A indústria de videogames tem se deslocado de forma crescente para o formato digital, com grandes empresas e lançamentos recentes indicando uma redução significativa no uso de discos físicos. Decisões envolvendo Grand Theft Auto VI e o PlayStation reforçam essa tendência, que levanta dúvidas sobre acesso, revenda e preservação dos jogos.

Como a transição está ocorrendo

Por décadas, a compra de jogos ocorreu majoritariamente em mídia física, permitindo guardar, emprestar ou revender cópias. Esse cenário vem mudando com a expansão das lojas digitais: consoles como PlayStation 5 e Xbox Series passaram a contar com versões sem leitor de disco, e plataformas de PC como a Steam já dominam as vendas há anos.

Dados corporativos ilustram a mudança.
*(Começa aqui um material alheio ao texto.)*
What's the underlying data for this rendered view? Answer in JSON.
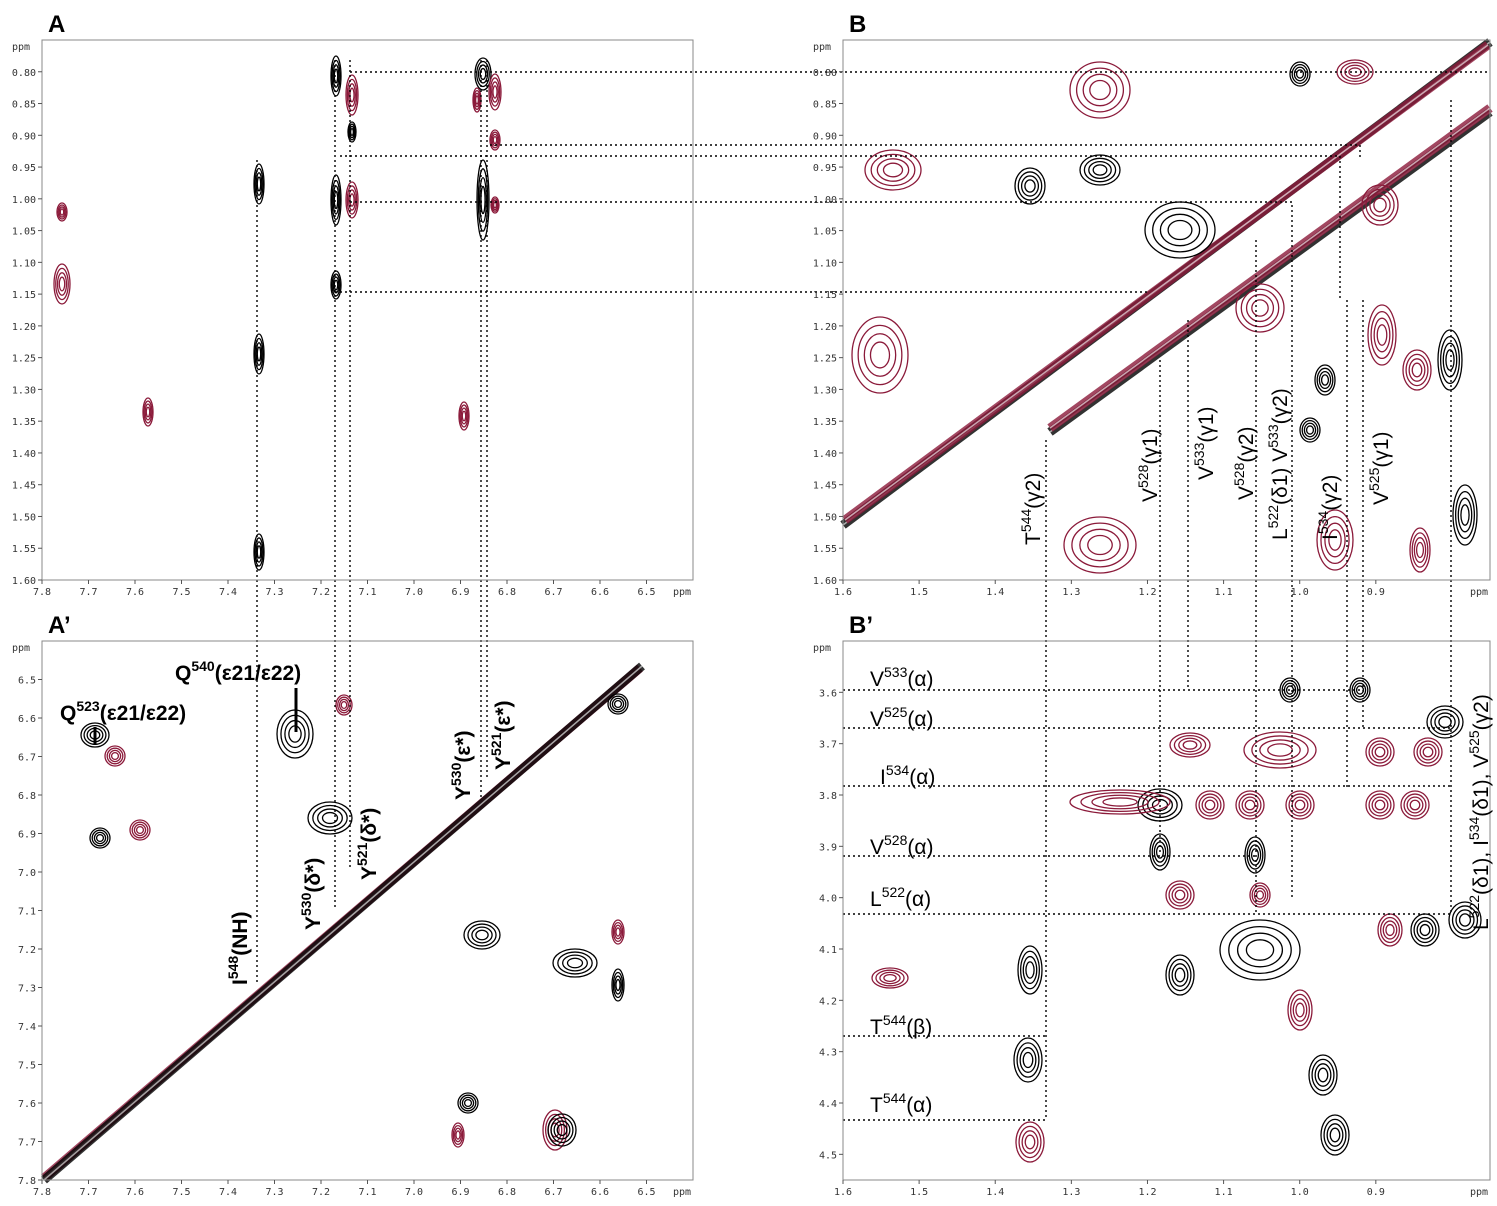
{
  "panels": [
    {
      "label": "A",
      "x_unit": "ppm",
      "y_unit": "ppm",
      "xlim": [
        7.8,
        6.4
      ],
      "ylim": [
        0.75,
        1.6
      ],
      "xticks": [
        7.8,
        7.7,
        7.6,
        7.5,
        7.4,
        7.3,
        7.2,
        7.1,
        {
          "value": 7.0,
          "label": "7.0"
        },
        6.9,
        6.8,
        6.7,
        6.6,
        6.5
      ],
      "yticks": [
        {
          "value": 0.8,
          "label": "0.80"
        },
        0.85,
        {
          "value": 0.9,
          "label": "0.90"
        },
        0.95,
        {
          "value": 1.0,
          "label": "1.00"
        },
        1.05,
        {
          "value": 1.1,
          "label": "1.10"
        },
        1.15,
        {
          "value": 1.2,
          "label": "1.20"
        },
        1.25,
        {
          "value": 1.3,
          "label": "1.30"
        },
        1.35,
        {
          "value": 1.4,
          "label": "1.40"
        },
        1.45,
        {
          "value": 1.5,
          "label": "1.50"
        },
        1.55,
        {
          "value": 1.6,
          "label": "1.60"
        }
      ],
      "annotations": []
    },
    {
      "label": "B",
      "x_unit": "ppm",
      "y_unit": "ppm",
      "xlim": [
        1.6,
        0.75
      ],
      "ylim": [
        0.75,
        1.6
      ],
      "xticks": [
        1.6,
        1.5,
        1.4,
        1.3,
        1.2,
        1.1,
        {
          "value": 1.0,
          "label": "1.0"
        },
        0.9
      ],
      "yticks": [
        {
          "value": 0.8,
          "label": "0.80"
        },
        0.85,
        {
          "value": 0.9,
          "label": "0.90"
        },
        0.95,
        {
          "value": 1.0,
          "label": "1.00"
        },
        1.05,
        {
          "value": 1.1,
          "label": "1.10"
        },
        1.15,
        {
          "value": 1.2,
          "label": "1.20"
        },
        1.25,
        {
          "value": 1.3,
          "label": "1.30"
        },
        1.35,
        {
          "value": 1.4,
          "label": "1.40"
        },
        1.45,
        {
          "value": 1.5,
          "label": "1.50"
        },
        1.55,
        {
          "value": 1.6,
          "label": "1.60"
        }
      ],
      "annotations": [
        [
          "T",
          "544",
          "(γ2)"
        ],
        [
          "V",
          "528",
          "(γ1)"
        ],
        [
          "V",
          "533",
          "(γ1)"
        ],
        [
          "V",
          "528",
          "(γ2)"
        ],
        [
          "L",
          "522",
          "(δ1) V",
          "533",
          "(γ2)"
        ],
        [
          "I",
          "534",
          "(γ2)"
        ],
        [
          "V",
          "525",
          "(γ1)"
        ]
      ]
    },
    {
      "label": "A’",
      "x_unit": "ppm",
      "y_unit": "ppm",
      "xlim": [
        7.8,
        6.4
      ],
      "ylim": [
        6.4,
        7.8
      ],
      "xticks": [
        7.8,
        7.7,
        7.6,
        7.5,
        7.4,
        7.3,
        7.2,
        7.1,
        {
          "value": 7.0,
          "label": "7.0"
        },
        6.9,
        6.8,
        6.7,
        6.6,
        6.5
      ],
      "yticks": [
        6.5,
        6.6,
        6.7,
        6.8,
        6.9,
        {
          "value": 7.0,
          "label": "7.0"
        },
        7.1,
        7.2,
        7.3,
        7.4,
        7.5,
        7.6,
        7.7,
        7.8
      ],
      "annotations": [
        [
          "Q",
          "523",
          "(ε21/ε22)"
        ],
        [
          "Q",
          "540",
          "(ε21/ε22)"
        ],
        [
          "I",
          "548",
          "(NH)"
        ],
        [
          "Y",
          "530",
          "(δ*)"
        ],
        [
          "Y",
          "521",
          "(δ*)"
        ],
        [
          "Y",
          "530",
          "(ε*)"
        ],
        [
          "Y",
          "521",
          "(ε*)"
        ]
      ]
    },
    {
      "label": "B’",
      "x_unit": "ppm",
      "y_unit": "ppm",
      "xlim": [
        1.6,
        0.75
      ],
      "ylim": [
        3.5,
        4.55
      ],
      "xticks": [
        1.6,
        1.5,
        1.4,
        1.3,
        1.2,
        1.1,
        {
          "value": 1.0,
          "label": "1.0"
        },
        0.9
      ],
      "yticks": [
        3.6,
        3.7,
        3.8,
        3.9,
        {
          "value": 4.0,
          "label": "4.0"
        },
        4.1,
        4.2,
        4.3,
        4.4,
        4.5
      ],
      "annotations": [
        [
          "V",
          "533",
          "(α)"
        ],
        [
          "V",
          "525",
          "(α)"
        ],
        [
          "I",
          "534",
          "(α)"
        ],
        [
          "V",
          "528",
          "(α)"
        ],
        [
          "L",
          "522",
          "(α)"
        ],
        [
          "T",
          "544",
          "(β)"
        ],
        [
          "T",
          "544",
          "(α)"
        ],
        [
          "L",
          "522",
          "(δ1), I",
          "534",
          "(δ1), V",
          "525",
          "(γ2)"
        ]
      ]
    }
  ]
}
A Capcom informou que 93% das vendas de seus jogos foram digitais no último ano fiscal e projeta que esse percentual suba para 95,4%. A própria Sony registrou que, no quarto trimestre do ano fiscal de 2025, 85% das vendas de jogos completos para PS4 e PS5 ocorreram por download.

GTA VI e a decisão sobre versões físicas

O debate se intensificou após a Rockstar Games revelar detalhes de Grand Theft Auto VI. O jogo, previsto para PlayStation 5 e Xbox Series X/S, terá preço inicial de US$ 79,99 (cerca de R$ 440) na edição básica e US$ 99,99 (aproximadamente R$ 550) na edição Ultimate. A versão disponibilizada em loja física virá sem disco, contendo apenas um código para download do título.

A escolha da Rockstar é vista como marco por se tratar de um dos maiores lançamentos do setor. Para parte dos jogadores, a ausência de mídia física restringe práticas tradicionais do mercado, como empréstimo e revenda.

Posição das grandes empresas e preocupações

Poucos dias após o anúncio sobre GTA VI, a Sony informou que deixará de produzir discos físicos para novos jogos de PlayStation a partir de 2028, citando a preferência crescente dos consumidores pelo formato digital. Enquanto isso, a Microsoft avalia os próximos passos para o Xbox e a Nintendo mantém maior compromisso com mídias físicas, apesar do crescimento de vendas digitais.

Imagem: Divulgação

Especialistas e preservacionistas alertam para riscos associados à predominância do digital. Entre os pontos levantados estão a dependência de servidores, a possibilidade de perda de acesso por mudanças em lojas virtuais, a redução no mercado de revenda e empréstimo, e dificuldades para museus e arquivos manterem títulos modernos acessíveis.

Frank Cifaldi, diretor executivo da Video Game History Foundation, disse ao The Verge que guardar discos em prateleiras não será mais uma solução definitiva para preservar novos jogos.

O movimento rumo ao digital parece consolidado, mas a questão agora é como equilibrar a praticidade dos downloads com mecanismos que garantam acesso e preservação a longo prazo.